Harry Kane al rescate. El delantero del Tottenham, con sus dos goles, evitó el tropiezo de una Inglaterra que fue muy superior a Túnez pero que solo fue capaz de certificarlo en el tiempo de descuento (1-2).

El combinado británico salió en tromba al césped del Volgogrado Arena, con un Lingard que protagonizó gran parte de las ocasiones de los de Gareth Southgate. Fue en los primeros compases donde Mouez Hassen, guardameta tunecino, se lució para evitar el primer tanto del futbolista del United. El jugador del Chateauroux fue clave para detener otra ocasión inglesa, instantes después, a cargo de Harry Maguire.

La insistencia inglesa tuvo premio a los 11 minutos, con el gol de Kane tras rechace del propio Hassen, que repelió un cabezazo de John Stones tras un saque de esquina pero no pudo evitar después el tanto del oportunista delantero.  

Las malas noticias para los de Nabil Maaloul aumentaron con la lesión en el minuto 15 de su portero, el mejor hasta el momento en sus filas y que abandonó entre lágrimas el terreno de juego sustituido por Ben Mustapha.

Inglaterra quiso más y el equipo africano respondió tímidamente. Cuando los pross se estaban mereciendo el segundo gol, llegó el penalti para Túnez, cometido de manera absurda por Kyle Walker.  Sassi no perdonó y empató.

Justo antes del descanso, Inglaterra protagonizó un carrusel de oportunidades que acabaron con un tiro de Lingard al poste, pero el tanto no llegó.
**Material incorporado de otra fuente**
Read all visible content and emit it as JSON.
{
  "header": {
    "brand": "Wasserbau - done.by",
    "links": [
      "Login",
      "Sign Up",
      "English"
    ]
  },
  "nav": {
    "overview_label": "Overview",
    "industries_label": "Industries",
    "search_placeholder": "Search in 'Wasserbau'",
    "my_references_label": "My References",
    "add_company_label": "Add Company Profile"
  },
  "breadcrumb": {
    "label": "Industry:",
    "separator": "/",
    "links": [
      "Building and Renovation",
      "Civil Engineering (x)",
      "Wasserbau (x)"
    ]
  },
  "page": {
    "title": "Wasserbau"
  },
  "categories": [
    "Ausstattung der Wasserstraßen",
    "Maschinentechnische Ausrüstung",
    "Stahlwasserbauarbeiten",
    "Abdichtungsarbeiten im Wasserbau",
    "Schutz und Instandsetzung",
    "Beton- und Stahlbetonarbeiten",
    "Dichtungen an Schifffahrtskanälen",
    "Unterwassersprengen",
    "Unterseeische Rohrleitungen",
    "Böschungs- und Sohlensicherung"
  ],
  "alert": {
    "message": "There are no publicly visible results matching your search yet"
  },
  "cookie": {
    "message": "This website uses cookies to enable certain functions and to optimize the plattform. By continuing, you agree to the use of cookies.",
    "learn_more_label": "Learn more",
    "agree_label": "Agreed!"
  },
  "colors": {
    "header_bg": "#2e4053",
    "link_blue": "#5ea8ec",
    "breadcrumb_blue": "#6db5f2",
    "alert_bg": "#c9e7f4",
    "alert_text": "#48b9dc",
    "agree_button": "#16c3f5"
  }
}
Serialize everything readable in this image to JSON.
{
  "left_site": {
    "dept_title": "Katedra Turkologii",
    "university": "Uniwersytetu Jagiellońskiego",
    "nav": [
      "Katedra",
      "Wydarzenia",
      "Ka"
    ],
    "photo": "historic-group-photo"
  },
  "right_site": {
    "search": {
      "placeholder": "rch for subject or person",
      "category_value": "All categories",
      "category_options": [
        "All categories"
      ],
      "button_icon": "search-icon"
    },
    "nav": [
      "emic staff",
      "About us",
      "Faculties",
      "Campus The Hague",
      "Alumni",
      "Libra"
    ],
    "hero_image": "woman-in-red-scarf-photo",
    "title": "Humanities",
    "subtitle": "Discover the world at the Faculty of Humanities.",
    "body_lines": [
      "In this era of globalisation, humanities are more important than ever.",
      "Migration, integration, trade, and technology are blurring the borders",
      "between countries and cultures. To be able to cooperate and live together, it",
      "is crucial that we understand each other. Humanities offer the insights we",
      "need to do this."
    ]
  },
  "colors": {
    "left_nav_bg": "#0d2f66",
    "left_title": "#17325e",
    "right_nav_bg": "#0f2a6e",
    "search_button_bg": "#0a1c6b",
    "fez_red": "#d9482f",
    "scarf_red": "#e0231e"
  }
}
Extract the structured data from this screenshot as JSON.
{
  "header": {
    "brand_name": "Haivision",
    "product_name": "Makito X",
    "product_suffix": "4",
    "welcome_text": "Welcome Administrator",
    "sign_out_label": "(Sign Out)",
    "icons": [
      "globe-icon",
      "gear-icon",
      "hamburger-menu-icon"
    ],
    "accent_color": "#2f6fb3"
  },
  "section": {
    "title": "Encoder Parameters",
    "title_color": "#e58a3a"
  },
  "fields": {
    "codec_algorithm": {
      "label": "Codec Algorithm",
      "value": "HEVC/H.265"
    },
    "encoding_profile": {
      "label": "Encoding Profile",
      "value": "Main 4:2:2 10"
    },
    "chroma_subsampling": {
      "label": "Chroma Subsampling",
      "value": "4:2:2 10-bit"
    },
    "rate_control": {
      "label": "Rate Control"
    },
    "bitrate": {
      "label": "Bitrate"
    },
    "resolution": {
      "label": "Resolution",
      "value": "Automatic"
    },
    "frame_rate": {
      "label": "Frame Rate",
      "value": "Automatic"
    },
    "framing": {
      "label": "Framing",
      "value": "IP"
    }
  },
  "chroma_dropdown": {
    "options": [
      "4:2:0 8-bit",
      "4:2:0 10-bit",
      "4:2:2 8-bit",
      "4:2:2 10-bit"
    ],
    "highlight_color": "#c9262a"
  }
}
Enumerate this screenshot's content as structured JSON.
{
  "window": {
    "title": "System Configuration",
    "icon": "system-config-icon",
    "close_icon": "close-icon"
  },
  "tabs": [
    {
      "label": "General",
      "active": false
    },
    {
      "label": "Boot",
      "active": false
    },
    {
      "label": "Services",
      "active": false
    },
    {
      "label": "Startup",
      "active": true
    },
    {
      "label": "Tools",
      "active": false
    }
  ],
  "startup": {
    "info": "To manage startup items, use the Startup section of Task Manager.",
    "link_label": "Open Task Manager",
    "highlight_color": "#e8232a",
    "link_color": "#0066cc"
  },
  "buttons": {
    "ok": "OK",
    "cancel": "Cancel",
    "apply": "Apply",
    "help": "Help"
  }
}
En la reanudación, los ingleses salieron decididos a volver a ponerse por delante. Dele Alli probó de nuevo a Ben Mustapha con un remate de cabeza centrado y el cuadro británico se topó una y otra vez con una correosa zaga tunecina. Kieran Trippier, muy activo en el equipo de Southgate, lo intentó de tiro libre en unos minutos en los que Inglaterra dio un nuevo paso adelante sin fortuna de cara a gol.

Cuando las tablas parecían definitivas, Kane, en el minuto 91, se hizo con un balón aéreo en el segundo palo tras un córner para introducir el balón en el marco norteafricano, para delirio de los suyos. El gol, ‘in extremis’ evitó una nueva decepción en un Mundial en el que, de momento, las selecciones favoritas no están dando la talla.

Los ingleses se las verán la próxima jornada ante Panamá el domingo, mientras que las Águilas de Cartago apurarán sus opciones frente a Bélgica, líder del Grupo G, un día antes en Moscú.